Community activist and former Democratic Rep. Joe Saunders is running to unseat Republican Rep. Fabián Basabe, a first-term state lawmaker who has drawn rebukes in recent weeks from constituents outraged by his voting record and alleged misconduct.
He is the first person to challenge Basabe for the seat in House District 106, which covers a coastal strip of Miami-Dade County between Miami Beach and Aventura.
Saunders, 40, cited Basabe’s support of bills restricting LGBTQ-inclusive instruction in public schools and cracking down on exposing minors to “lewd” live shows, including drag performances, as motivating factors.
He also criticized Basabe — who ran last year as a moderate and “anti-politician” — for voting to repeal a post-Parkland ban on under-21 long rifle purchases and abstaining from voting on a since-passed measure prohibiting abortion after six weeks of gestation.
“HD 106 deserves a lawmaker who doesn’t vote against his constituents in the Capitol and then panders to us at Pride,” Saunders told Florida Politics, referring to Basabe’s participation in the Miami Beach Pride Parade on April 16. Videos show protesters booing Basabe and chanting “shame.”
“We need leadership who is fighting to fix the affordability crisis in Miami-Dade, fighting for fair wages and taking on out-of-control property insurance companies,” Saunders continued.
“We deserve better than a lawmaker who fails to oppose an extreme abortion ban and votes to repeal gun safety laws drafted by Parkland survivors. I’m running to give our community the representation we deserve and to bring balance back to the Florida House.”
Basabe, the son of a wealthy Ecuadorian businessman who appeared on the 2005 TV series, “Filthy Rich: Cattle Drive,” won election to HD 106 in November after defeating former Democratic Bal Harbor Islands Mayor Jordan Leonard by just 242 votes.
His tenure until this month was largely quiet until April 13, when he released a statement blaming Democrats for the new abortion ban and news broke that he is under investigation for allegedly slapping an aide.
The combo attracted renewed scrutiny of Basabe, his pre-election history and legislative choices this Session, including “no” votes on dozens of amendments Democrats filed to soften the abortion ban and a “yes” vote for a new law eliminating a requirement that Floridians obtain a license to carry concealed firearms.
Basabe, 45, has maintained his position on each issue is far more nuanced than what is being reported in media and represented by “advocacy groups whose sole existence relies on the funding they can raise with the controversy they continue to promote.”
Asked to comment on Saunders’ announcement, Basabe said, “I look forward to running another clean campaign based on proactive solutions, along with my ongoing relationships in Tallahassee and beyond to better my hometown community and our state.”

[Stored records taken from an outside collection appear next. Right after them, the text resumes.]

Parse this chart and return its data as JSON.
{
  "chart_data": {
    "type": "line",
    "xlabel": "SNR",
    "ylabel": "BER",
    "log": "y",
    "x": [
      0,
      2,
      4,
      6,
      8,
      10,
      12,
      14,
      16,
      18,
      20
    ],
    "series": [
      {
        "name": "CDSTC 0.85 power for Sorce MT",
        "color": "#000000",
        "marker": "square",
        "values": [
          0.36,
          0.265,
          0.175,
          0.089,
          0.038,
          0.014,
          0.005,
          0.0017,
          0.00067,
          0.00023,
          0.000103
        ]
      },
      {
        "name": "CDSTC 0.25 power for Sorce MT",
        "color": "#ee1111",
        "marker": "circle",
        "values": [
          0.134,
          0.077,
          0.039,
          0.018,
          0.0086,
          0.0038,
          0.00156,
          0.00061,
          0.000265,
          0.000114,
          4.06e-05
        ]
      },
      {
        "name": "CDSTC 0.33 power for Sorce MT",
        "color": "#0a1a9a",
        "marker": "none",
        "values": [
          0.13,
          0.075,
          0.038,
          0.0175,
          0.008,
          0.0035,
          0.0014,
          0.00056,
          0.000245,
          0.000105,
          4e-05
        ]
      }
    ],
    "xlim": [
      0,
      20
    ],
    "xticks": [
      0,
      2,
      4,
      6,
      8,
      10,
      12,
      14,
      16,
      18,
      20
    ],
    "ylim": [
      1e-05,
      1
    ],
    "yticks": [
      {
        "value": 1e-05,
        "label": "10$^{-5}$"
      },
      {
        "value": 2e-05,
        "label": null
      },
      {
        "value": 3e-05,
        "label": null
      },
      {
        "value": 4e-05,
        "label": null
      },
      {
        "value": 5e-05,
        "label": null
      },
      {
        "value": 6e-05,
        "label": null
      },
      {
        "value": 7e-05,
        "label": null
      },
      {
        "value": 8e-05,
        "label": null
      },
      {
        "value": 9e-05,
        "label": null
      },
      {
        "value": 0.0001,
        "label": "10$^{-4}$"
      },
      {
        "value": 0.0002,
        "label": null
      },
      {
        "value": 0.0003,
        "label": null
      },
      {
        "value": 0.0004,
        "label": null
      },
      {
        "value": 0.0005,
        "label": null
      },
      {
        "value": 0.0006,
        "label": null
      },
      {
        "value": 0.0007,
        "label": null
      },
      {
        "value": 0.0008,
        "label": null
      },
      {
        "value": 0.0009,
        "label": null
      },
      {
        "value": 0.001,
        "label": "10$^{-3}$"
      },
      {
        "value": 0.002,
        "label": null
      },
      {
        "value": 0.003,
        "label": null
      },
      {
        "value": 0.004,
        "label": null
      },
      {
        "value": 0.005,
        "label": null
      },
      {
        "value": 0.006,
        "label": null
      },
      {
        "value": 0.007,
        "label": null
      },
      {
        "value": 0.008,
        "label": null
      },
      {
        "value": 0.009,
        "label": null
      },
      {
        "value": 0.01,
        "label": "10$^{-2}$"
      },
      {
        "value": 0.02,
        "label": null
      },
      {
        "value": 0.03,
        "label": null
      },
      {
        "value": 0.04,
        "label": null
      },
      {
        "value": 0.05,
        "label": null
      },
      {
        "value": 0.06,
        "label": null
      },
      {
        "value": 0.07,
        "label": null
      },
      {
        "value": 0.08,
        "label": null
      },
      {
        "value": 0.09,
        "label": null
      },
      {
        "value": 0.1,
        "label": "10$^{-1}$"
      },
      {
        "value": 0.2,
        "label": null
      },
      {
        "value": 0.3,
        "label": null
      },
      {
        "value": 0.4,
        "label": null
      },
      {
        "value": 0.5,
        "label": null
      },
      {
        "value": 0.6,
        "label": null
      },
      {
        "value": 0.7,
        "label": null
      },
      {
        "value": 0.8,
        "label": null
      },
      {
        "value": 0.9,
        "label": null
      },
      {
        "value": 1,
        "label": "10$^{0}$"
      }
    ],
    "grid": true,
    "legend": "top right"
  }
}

Despite the negative attention aimed at Basabe, which may subside by Election Day next year, Saunders does not have a clear path to victory in HD 106, a district that like much of Florida has trended increasingly conservative.
Saunders, who served a single, two-year term representing Orlando in the House before losing his re-election bid, is not originally from the district.
He was born in Fort Lauderdale, attended the University of Central Florida and worked for years in Central Florida. Miami-Dade Property Appraiser records show he has owned a one-bedroom apartment in Miami Beach since April 2021.
He’s also neither Hispanic nor Jewish, two demographic groups that compose a significant portion of the HD 106 electorate.
“It’s going to be a very interesting race,” said Leonard, who told Florida Politics he “still considering” whether he’ll run again in 2024.